Religião em tempos de transformação global - Por Renê Müller

Jacques Leenhardt mostra surpresa, e mesmo preocupação, com o debate que conduz a disputa eleitoral da Presidência da República Federativa do Brasil. Sim, o professor não é brasileiro, é francês – embora o domínio perfeito da língua portuguesa possa confundir um interlocutor.
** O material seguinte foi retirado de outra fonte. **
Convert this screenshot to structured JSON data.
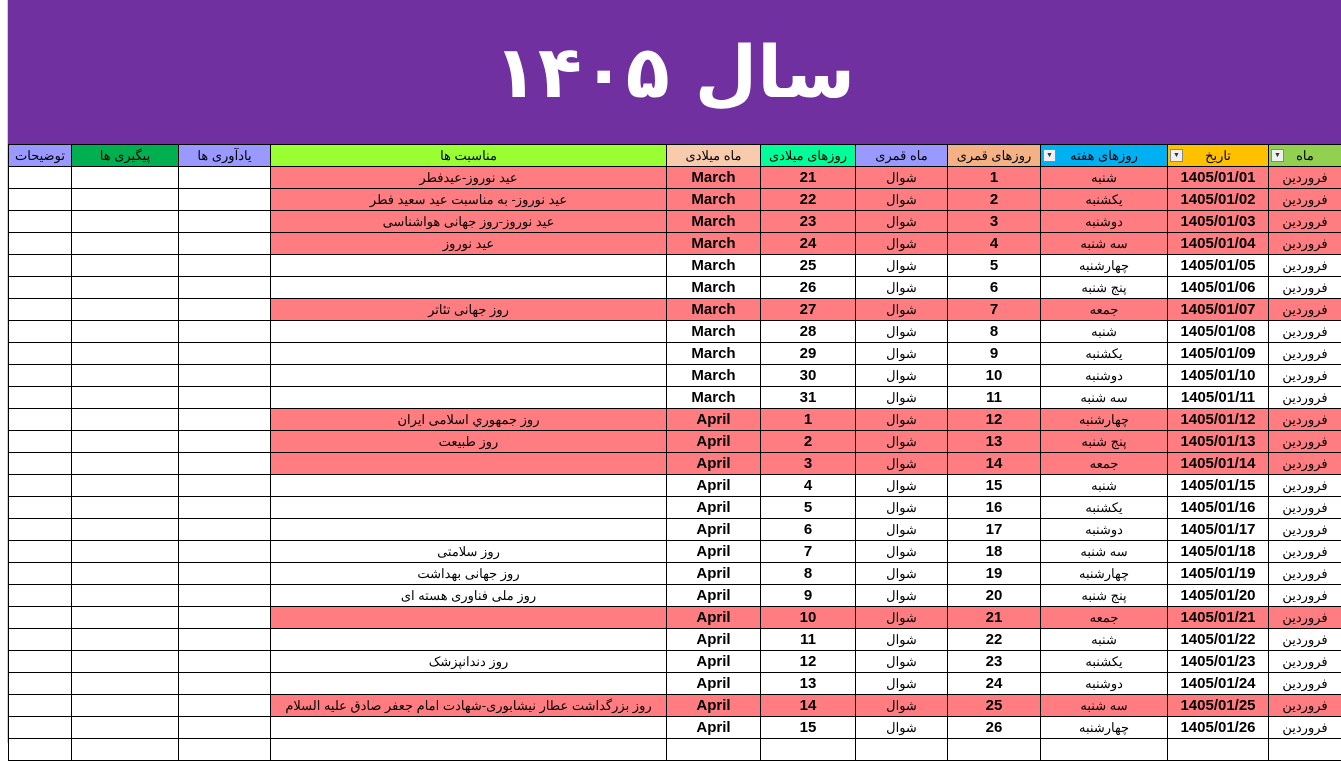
{
  "title": "سال ۱۴۰۵",
  "colors": {
    "banner": "#7030A0",
    "holiday_row": "#FF7C80"
  },
  "headers": [
    {
      "label": "توضیحات",
      "color": "#9999FF"
    },
    {
      "label": "پیگیری ها",
      "color": "#00B050"
    },
    {
      "label": "یادآوری ها",
      "color": "#9999FF"
    },
    {
      "label": "مناسبت ها",
      "color": "#99FF33"
    },
    {
      "label": "ماه میلادی",
      "color": "#F8CBAD"
    },
    {
      "label": "روزهای میلادی",
      "color": "#00FF99"
    },
    {
      "label": "ماه قمری",
      "color": "#9999FF"
    },
    {
      "label": "روزهای قمری",
      "color": "#F4B183"
    },
    {
      "label": "روزهای هفته",
      "color": "#00B0F0",
      "filter": true
    },
    {
      "label": "تاریخ",
      "color": "#FFC000",
      "filter": true
    },
    {
      "label": "ماه",
      "color": "#92D050",
      "filter": true
    }
  ],
  "rows": [
    {
      "holiday": true,
      "occasion": "عید نوروز-عیدفطر",
      "gmonth": "March",
      "gday": "21",
      "hmonth": "شوال",
      "hday": "1",
      "weekday": "شنبه",
      "date": "1405/01/01",
      "month": "فروردین"
    },
    {
      "holiday": true,
      "occasion": "عید نوروز- به مناسبت عید سعید فطر",
      "gmonth": "March",
      "gday": "22",
      "hmonth": "شوال",
      "hday": "2",
      "weekday": "یکشنبه",
      "date": "1405/01/02",
      "month": "فروردین"
    },
    {
      "holiday": true,
      "occasion": "عید نوروز-روز جهانی هواشناسی",
      "gmonth": "March",
      "gday": "23",
      "hmonth": "شوال",
      "hday": "3",
      "weekday": "دوشنبه",
      "date": "1405/01/03",
      "month": "فروردین"
    },
    {
      "holiday": true,
      "occasion": "عید نوروز",
      "gmonth": "March",
      "gday": "24",
      "hmonth": "شوال",
      "hday": "4",
      "weekday": "سه شنبه",
      "date": "1405/01/04",
      "month": "فروردین"
    },
    {
      "holiday": false,
      "occasion": "",
      "gmonth": "March",
      "gday": "25",
      "hmonth": "شوال",
      "hday": "5",
      "weekday": "چهارشنبه",
      "date": "1405/01/05",
      "month": "فروردین"
    },
    {
      "holiday": false,
      "occasion": "",
      "gmonth": "March",
      "gday": "26",
      "hmonth": "شوال",
      "hday": "6",
      "weekday": "پنج شنبه",
      "date": "1405/01/06",
      "month": "فروردین"
    },
    {
      "holiday": true,
      "occasion": "روز جهانی تئاتر",
      "gmonth": "March",
      "gday": "27",
      "hmonth": "شوال",
      "hday": "7",
      "weekday": "جمعه",
      "date": "1405/01/07",
      "month": "فروردین"
    },
    {
      "holiday": false,
      "occasion": "",
      "gmonth": "March",
      "gday": "28",
      "hmonth": "شوال",
      "hday": "8",
      "weekday": "شنبه",
      "date": "1405/01/08",
      "month": "فروردین"
    },
    {
      "holiday": false,
      "occasion": "",
      "gmonth": "March",
      "gday": "29",
      "hmonth": "شوال",
      "hday": "9",
      "weekday": "یکشنبه",
      "date": "1405/01/09",
      "month": "فروردین"
    },
    {
      "holiday": false,
      "occasion": "",
      "gmonth": "March",
      "gday": "30",
      "hmonth": "شوال",
      "hday": "10",
      "weekday": "دوشنبه",
      "date": "1405/01/10",
      "month": "فروردین"
    },
    {
      "holiday": false,
      "occasion": "",
      "gmonth": "March",
      "gday": "31",
      "hmonth": "شوال",
      "hday": "11",
      "weekday": "سه شنبه",
      "date": "1405/01/11",
      "month": "فروردین"
    },
    {
      "holiday": true,
      "occasion": "روز جمهوري اسلامی ایران",
      "gmonth": "April",
      "gday": "1",
      "hmonth": "شوال",
      "hday": "12",
      "weekday": "چهارشنبه",
      "date": "1405/01/12",
      "month": "فروردین"
    },
    {
      "holiday": true,
      "occasion": "روز طبیعت",
      "gmonth": "April",
      "gday": "2",
      "hmonth": "شوال",
      "hday": "13",
      "weekday": "پنج شنبه",
      "date": "1405/01/13",
      "month": "فروردین"
    },
    {
      "holiday": true,
      "occasion": "",
      "gmonth": "April",
      "gday": "3",
      "hmonth": "شوال",
      "hday": "14",
      "weekday": "جمعه",
      "date": "1405/01/14",
      "month": "فروردین"
    },
    {
      "holiday": false,
      "occasion": "",
      "gmonth": "April",
      "gday": "4",
      "hmonth": "شوال",
      "hday": "15",
      "weekday": "شنبه",
      "date": "1405/01/15",
      "month": "فروردین"
    },
    {
      "holiday": false,
      "occasion": "",
      "gmonth": "April",
      "gday": "5",
      "hmonth": "شوال",
      "hday": "16",
      "weekday": "یکشنبه",
      "date": "1405/01/16",
      "month": "فروردین"
    },
    {
      "holiday": false,
      "occasion": "",
      "gmonth": "April",
      "gday": "6",
      "hmonth": "شوال",
      "hday": "17",
      "weekday": "دوشنبه",
      "date": "1405/01/17",
      "month": "فروردین"
    },
    {
      "holiday": false,
      "occasion": "روز سلامتی",
      "gmonth": "April",
      "gday": "7",
      "hmonth": "شوال",
      "hday": "18",
      "weekday": "سه شنبه",
      "date": "1405/01/18",
      "month": "فروردین"
    },
    {
      "holiday": false,
      "occasion": "روز جهانی بهداشت",
      "gmonth": "April",
      "gday": "8",
      "hmonth": "شوال",
      "hday": "19",
      "weekday": "چهارشنبه",
      "date": "1405/01/19",
      "month": "فروردین"
    },
    {
      "holiday": false,
      "occasion": "روز ملی فناوری هسته ای",
      "gmonth": "April",
      "gday": "9",
      "hmonth": "شوال",
      "hday": "20",
      "weekday": "پنج شنبه",
      "date": "1405/01/20",
      "month": "فروردین"
    },
    {
      "holiday": true,
      "occasion": "",
      "gmonth": "April",
      "gday": "10",
      "hmonth": "شوال",
      "hday": "21",
      "weekday": "جمعه",
      "date": "1405/01/21",
      "month": "فروردین"
    },
    {
      "holiday": false,
      "occasion": "",
      "gmonth": "April",
      "gday": "11",
      "hmonth": "شوال",
      "hday": "22",
      "weekday": "شنبه",
      "date": "1405/01/22",
      "month": "فروردین"
    },
    {
      "holiday": false,
      "occasion": "روز دندانپزشک",
      "gmonth": "April",
      "gday": "12",
      "hmonth": "شوال",
      "hday": "23",
      "weekday": "یکشنبه",
      "date": "1405/01/23",
      "month": "فروردین"
    },
    {
      "holiday": false,
      "occasion": "",
      "gmonth": "April",
      "gday": "13",
      "hmonth": "شوال",
      "hday": "24",
      "weekday": "دوشنبه",
      "date": "1405/01/24",
      "month": "فروردین"
    },
    {
      "holiday": true,
      "occasion": "روز بزرگداشت عطار نیشابوری-شهادت امام جعفر صادق علیه السلام",
      "gmonth": "April",
      "gday": "14",
      "hmonth": "شوال",
      "hday": "25",
      "weekday": "سه شنبه",
      "date": "1405/01/25",
      "month": "فروردین"
    },
    {
      "holiday": false,
      "occasion": "",
      "gmonth": "April",
      "gday": "15",
      "hmonth": "شوال",
      "hday": "26",
      "weekday": "چهارشنبه",
      "date": "1405/01/26",
      "month": "فروردین"
    }
  ]
}
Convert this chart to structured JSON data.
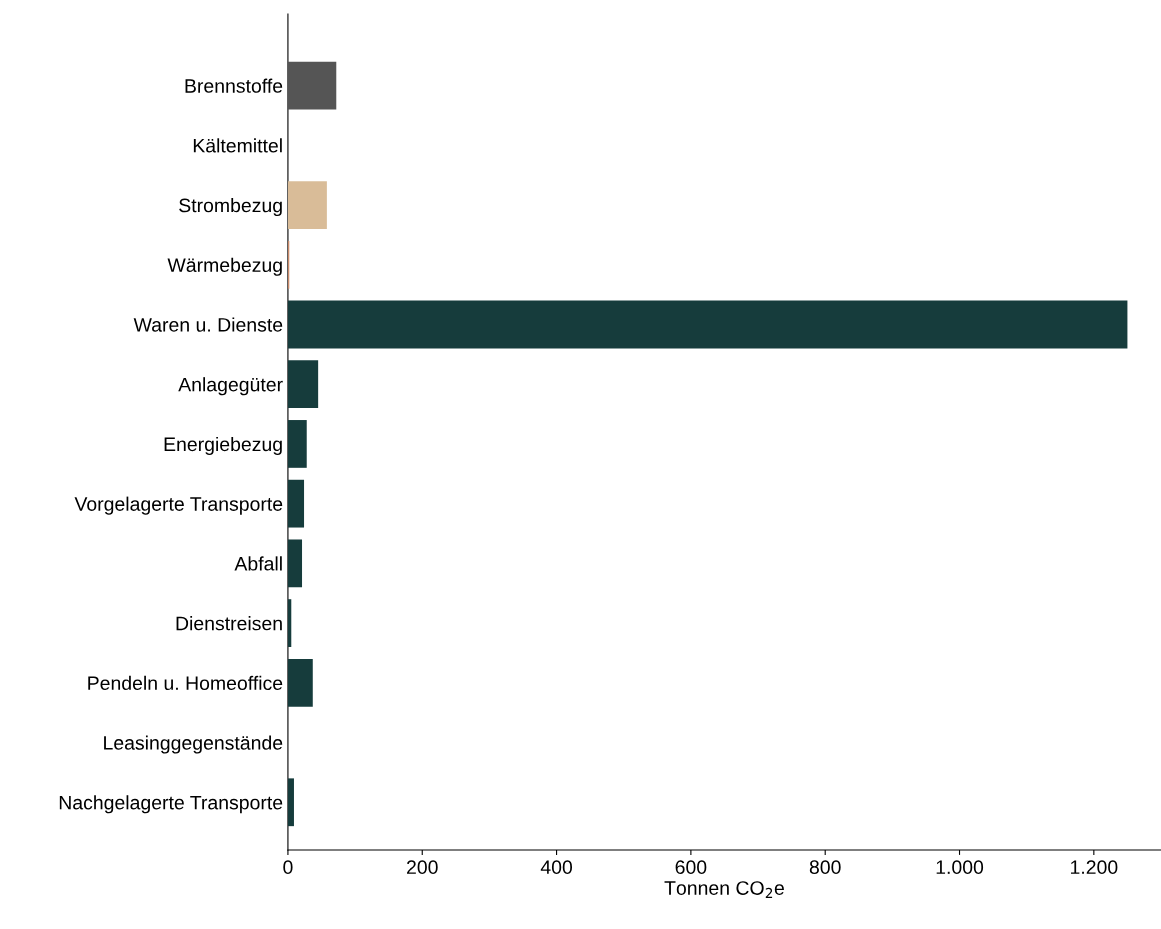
{
  "chart_data": {
    "type": "bar",
    "orientation": "horizontal",
    "xlabel": "Tonnen CO$_{2}$e",
    "categories": [
      "Brennstoffe",
      "Kältemittel",
      "Strombezug",
      "Wärmebezug",
      "Waren u. Dienste",
      "Anlagegüter",
      "Energiebezug",
      "Vorgelagerte Transporte",
      "Abfall",
      "Dienstreisen",
      "Pendeln u. Homeoffice",
      "Leasinggegenstände",
      "Nachgelagerte Transporte"
    ],
    "values": [
      72,
      0,
      58,
      2,
      1250,
      45,
      28,
      24,
      21,
      5,
      37,
      0,
      9
    ],
    "colors": [
      "#555555",
      "#555555",
      "#d9bc98",
      "#c98a6a",
      "#163c3c",
      "#163c3c",
      "#163c3c",
      "#163c3c",
      "#163c3c",
      "#163c3c",
      "#163c3c",
      "#163c3c",
      "#163c3c"
    ],
    "xlim": [
      0,
      1300
    ],
    "xticks": [
      0,
      200,
      400,
      600,
      800,
      {
        "value": 1000,
        "label": "1.000"
      },
      {
        "value": 1200,
        "label": "1.200"
      }
    ],
    "grid": false,
    "legend": false
  }
}
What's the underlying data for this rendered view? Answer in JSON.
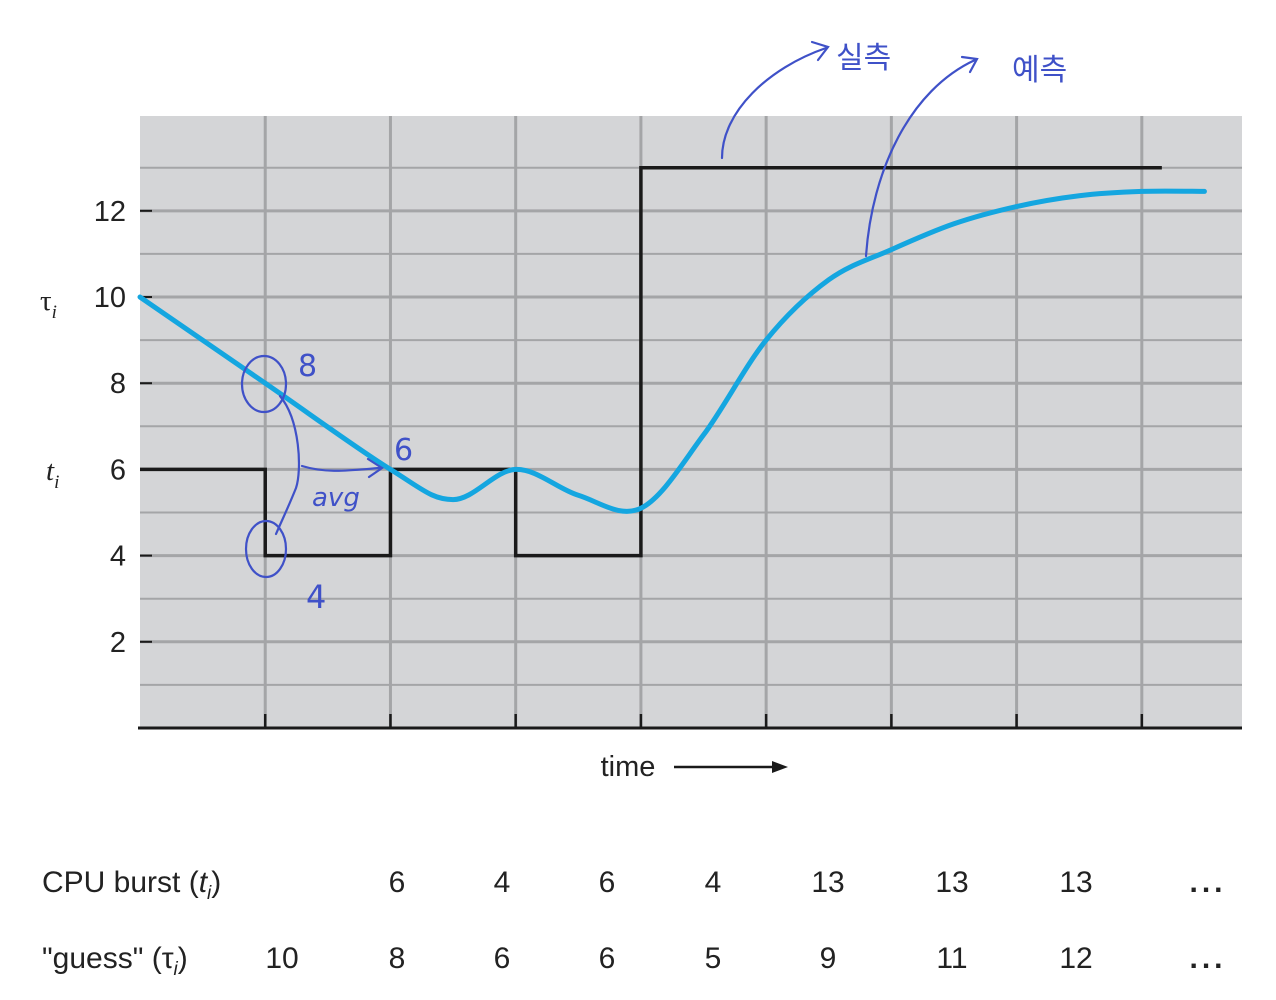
{
  "chart_data": {
    "type": "line",
    "xlabel": "time",
    "yticks": [
      2,
      4,
      6,
      8,
      10,
      12
    ],
    "ylim": [
      0,
      14.2
    ],
    "xlim": [
      0,
      8.8
    ],
    "grid": true,
    "y_symbols": {
      "tau": "τ",
      "t": "t",
      "sub": "i"
    },
    "series": [
      {
        "name": "CPU burst",
        "step_values": [
          6,
          4,
          6,
          4,
          13,
          13,
          13
        ]
      },
      {
        "name": "guess",
        "curve_points": [
          [
            0,
            10
          ],
          [
            1,
            8
          ],
          [
            2,
            6
          ],
          [
            2.5,
            5.3
          ],
          [
            3,
            6
          ],
          [
            3.5,
            5.4
          ],
          [
            4,
            5.1
          ],
          [
            4.5,
            6.8
          ],
          [
            5,
            9
          ],
          [
            5.5,
            10.4
          ],
          [
            6,
            11.1
          ],
          [
            6.5,
            11.7
          ],
          [
            7,
            12.1
          ],
          [
            7.5,
            12.35
          ],
          [
            8,
            12.45
          ],
          [
            8.5,
            12.45
          ]
        ]
      }
    ],
    "table": {
      "rows": [
        {
          "label_parts": [
            "CPU burst (",
            "t",
            "i",
            ")"
          ],
          "values": [
            "",
            "6",
            "4",
            "6",
            "4",
            "13",
            "13",
            "13",
            "..."
          ]
        },
        {
          "label_parts": [
            "\"guess\" (",
            "τ",
            "i",
            ")"
          ],
          "values": [
            "10",
            "8",
            "6",
            "6",
            "5",
            "9",
            "11",
            "12",
            "..."
          ]
        }
      ]
    },
    "annotations": {
      "actual": "실측",
      "predicted": "예측",
      "circle_top": "8",
      "circle_bottom": "4",
      "point_label": "6",
      "avg": "avg"
    },
    "colors": {
      "burst": "#1a1a1a",
      "guess": "#14a6e0",
      "plot_bg": "#d4d5d7",
      "grid": "#a4a5a7",
      "ink": "#3f51c8"
    }
  }
}
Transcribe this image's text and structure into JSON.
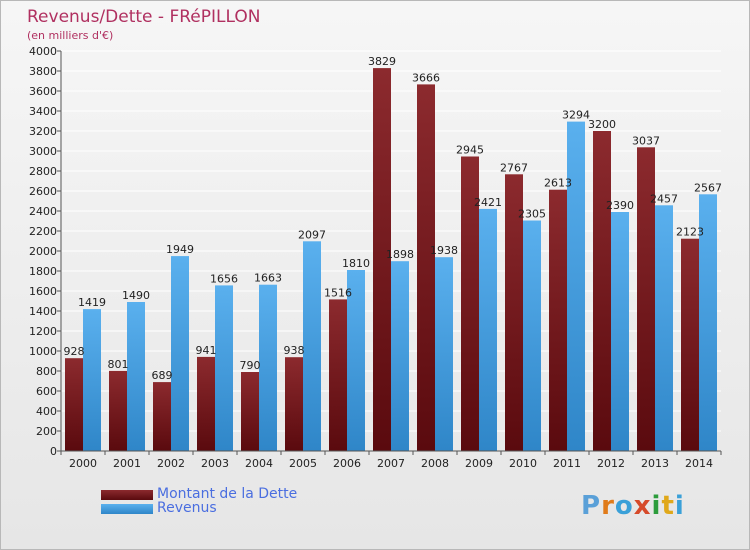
{
  "header": {
    "title": "Revenus/Dette - FRéPILLON",
    "subtitle": "(en milliers d'€)"
  },
  "colors": {
    "dette": "#7a1e22",
    "revenus": "#4ea6e6",
    "title": "#b03060",
    "legend_text": "#4a6ee0"
  },
  "legend": {
    "dette_label": "Montant de la Dette",
    "revenus_label": "Revenus"
  },
  "logo": {
    "text": "Proxiti",
    "letter_colors": [
      "#5aa0d8",
      "#e07b1a",
      "#3aa0d8",
      "#d64a2a",
      "#2c9c3c",
      "#e0a81a",
      "#3aa0d8"
    ]
  },
  "chart_data": {
    "type": "bar",
    "categories": [
      "2000",
      "2001",
      "2002",
      "2003",
      "2004",
      "2005",
      "2006",
      "2007",
      "2008",
      "2009",
      "2010",
      "2011",
      "2012",
      "2013",
      "2014"
    ],
    "series": [
      {
        "name": "Montant de la Dette",
        "values": [
          928,
          801,
          689,
          941,
          790,
          938,
          1516,
          3829,
          3666,
          2945,
          2767,
          2613,
          3200,
          3037,
          2123
        ]
      },
      {
        "name": "Revenus",
        "values": [
          1419,
          1490,
          1949,
          1656,
          1663,
          2097,
          1810,
          1898,
          1938,
          2421,
          2305,
          3294,
          2390,
          2457,
          2567
        ]
      }
    ],
    "ylim": [
      0,
      4000
    ],
    "ytick_step": 200,
    "grid": true,
    "legend_position": "bottom-left"
  }
}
Esteve em Florianópolis esta semana para falar justamente sobre religiosidade na América Latina. Tema que abarca a sempre quente discussão entre os favoráveis e os contrários à prática do aborto. Filósofo, doutor em Sociologia e diretor de Estudos da École des Hautes Études en Sciences Sociales de Paris, Leenhardt é, também ,um prestigiado crítico de artes. Fez a palestra de encerramento do 3o Encontro do Grupo de Trabalho Nacional de História das Religiões e Religiosidades, realizado entre quarta-feira e ontem na UFSC, em Florianópolis.

– Fiquei espantado. Na França, temos uma separação entre os assuntos religiosos e o Estado, o poder político. Há mais de um século há essa separação. E a própria Igreja tem papel ativo nesse acordo que separou as duas esferas – lembra Leenhardt.

Bom, no Brasil, teoricamente, é assim que deveria funcionar. País ainda católico em sua maioria sofre, porém, com uma politização das religiões. Ou melhor, com a utilização da política para objetivos próprios, difusos, de cada uma das igrejas que dividem grande parte dos fiéis brasileiros. O fiel virou também um eleitor – e a capacidade de influenciar seu voto tornou-se, de modo um pouco obscuro, moeda de troca entre religiosos e candidatos.

Vê-se, então, dois candidatos que, com certeza, têm clareza na diferença entre o Estado e a crença religiosa, mas abraçam um assunto caro aos mais devotados brasileiros, como o aborto. Que deveria ser olhado de outra maneira. De início, dentro de uma política de saúde pública.

Não é por passar pela crença e pela questão ética que a discussão é polêmica. Muitos dos assuntos que devem entrar na campanha para o cargo administrativo mais importante de uma nação estão longe de consenso, provocam o debate acalorado. Um deles, que precisa receber atenção integral e urgente, é a ecologia. Leenhardt tem trabalhado muito na questão ecológica nos últimos anos, inclusive com exposições do assunto.

– Esse tema é importante, merece não apenas figurar, mas ser uma das bases de um projeto político-eleitoral. Trata-se de política pública que tem implicações para todos, independente do cidadão ter crença religiosa ou não ter – ressalta.

Claro, a invasão da religião na política, ou da política na religião, não é nova. As divindades pautavam muito da ética e do comportamento da Antiguidade. Na Idade Média, a Igreja Católica ditava o cotidiano dos fiéis até nas mais banais situações. A influência pouco a pouco começou a diminuir, por conta dos avanços no campo humanístico, social, acadêmico e industrial. Já no início do século passado, só em determinadas situações um pecado significava crime.

A Igreja sempre foi alicerce importante para manifestações sociais de grande alcance. A resistência ao regime militar contou com o apoio explícito e oficial do ex-cardeal de São Paulo Paulo Evaristo Arns. Jacques lembra o papel importante da igreja nos países do Leste Europeu, especialmente a partir do início dos anos 1980. É o caso do sindicato Solidariedade, na Polônia.

Há uma grande, definitiva tradição católica e cristã na América Latina, mas que não pode ser considerada hegemônica. A religião não é apenas praticada na igreja ou no templo. Ela pode ser uma prática particular, individual.

– A mundialização, a globalização, nos colocam em um momento de crise. Não é mais o Ocidente que domina. Isso influi no nosso questionamento. Sempre se constrói um discurso, que nem sempre é teológico, mas se utiliza dos rituais e da crença. É o modo como a humanidade está construindo sua maneira de transcender. Afinal, religião não é apenas religar, mas também reler a tradição – discorre o filósofo.

Uma das maneiras de expressar e exercitar a crença é a representação artística. Não é por acaso que, quando o catolicismo ditava os rumos do Ocidente, tinha como uma de suas maneiras de expansão e dominação a arte.


– A arte também é uma forma de entrar na questão da representação do mundo. É mais um espaço de reflexão da crença e do mito. A arte tenta complexificar, interrogar o aspecto óbvio do que não é tão óbvio, recuperar a complexidade das imagens no tempo da tevê, do cinema – conclui Leenhardt.